In 1862, Bonetta married James Pinson Labulo Davies, a 31-year-old Yoruba businessman who was living in Britain.
They had their Wedding at St Nicholas’ Church in Brighton, East Sussex, in August 1862.
The wedding party, which arrived from West Hill Lodge, Brighton in ten carriages and pairs of grays, was made up of “White ladies with African gentlemen, and African ladies with White gentlemen” There were sixteen bridesmaids.
After their wedding the couple moved back to Nigeria and settled in Lagos, where her husband became a member of the Legislative Council from 1872-74.
Shortly after her marriage, Sarah gave birth to her first daughter in 1863 and was granted permission by the Queen to name her Victoria. The Queen also became her Godmother.

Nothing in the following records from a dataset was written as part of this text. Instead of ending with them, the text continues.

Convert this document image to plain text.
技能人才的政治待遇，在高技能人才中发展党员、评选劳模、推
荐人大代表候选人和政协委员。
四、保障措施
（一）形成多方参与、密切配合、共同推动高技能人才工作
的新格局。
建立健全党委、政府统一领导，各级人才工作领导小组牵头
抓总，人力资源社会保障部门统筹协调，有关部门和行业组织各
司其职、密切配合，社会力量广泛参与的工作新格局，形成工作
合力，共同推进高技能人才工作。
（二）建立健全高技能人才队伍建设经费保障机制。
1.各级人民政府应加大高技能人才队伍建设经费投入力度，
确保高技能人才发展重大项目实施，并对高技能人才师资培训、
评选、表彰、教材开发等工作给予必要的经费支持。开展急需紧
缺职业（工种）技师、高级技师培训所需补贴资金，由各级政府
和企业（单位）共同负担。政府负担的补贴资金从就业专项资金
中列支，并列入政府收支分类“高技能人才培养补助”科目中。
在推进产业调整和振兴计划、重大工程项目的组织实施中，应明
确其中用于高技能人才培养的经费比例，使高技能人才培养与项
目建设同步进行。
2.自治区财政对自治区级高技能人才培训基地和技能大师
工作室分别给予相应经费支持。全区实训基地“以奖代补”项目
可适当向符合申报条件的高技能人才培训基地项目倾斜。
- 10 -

In 1867, Sarah visited the Queen with her daughter and returned to Lagos, where she had two more children Arthur Davies, and Stella Davies.
Sara Forbes Bonetta continued to enjoy a close relationship with Queen Victoria to the point such that she and Bishop Samuel Ajayi Crowther were the only Lagos indigènes the Royal Navy had standing orders to evacuate in the event of an uprising in Lagos.
Sarah passed away in her late thirties on the 15th of August 1880 after suffering from tuberculosis and was buried in the British Cemetery of Funchal, in the city of Funchal, the capital of Madeira Island, a Portuguese island in the Atlantic Ocean.
Her husband, Captain Davies, erected a granite obelisk-shaped monument more than eight feet high in memory of Sara Forbes Bonetta at Ijon in Western Lagos, where he had started a cocoa farm. The inscription on the obelisk reads.
In memory of Princess Sarah Forbes Bonetta
Wife of the Hon J.P.L. Davies who departed this life at Madeira August 15th 1880
Aged 37 Years
A plaque commemorating Forbes Bonetta was placed on Palm Cottage in 2016, as part of the television series Black and British: A Forgotten History.
A newly-commissioned portrait of Forbes Bonetta by artist Hannah Uzor went on display at Osborne House on the Isle of Wight in October 2020 as part of an effort by English Heritage to recognise black history in England.
A film developed by BBC Film about her life is currently in the works. The upcoming film will be “a celebration of Sarah, a modern, strategic, determined heroine who found a way to embrace her Black-ness, her African-ness and to ultimately find love: forging a path for herself that honoured both her heritage and her upbringing.”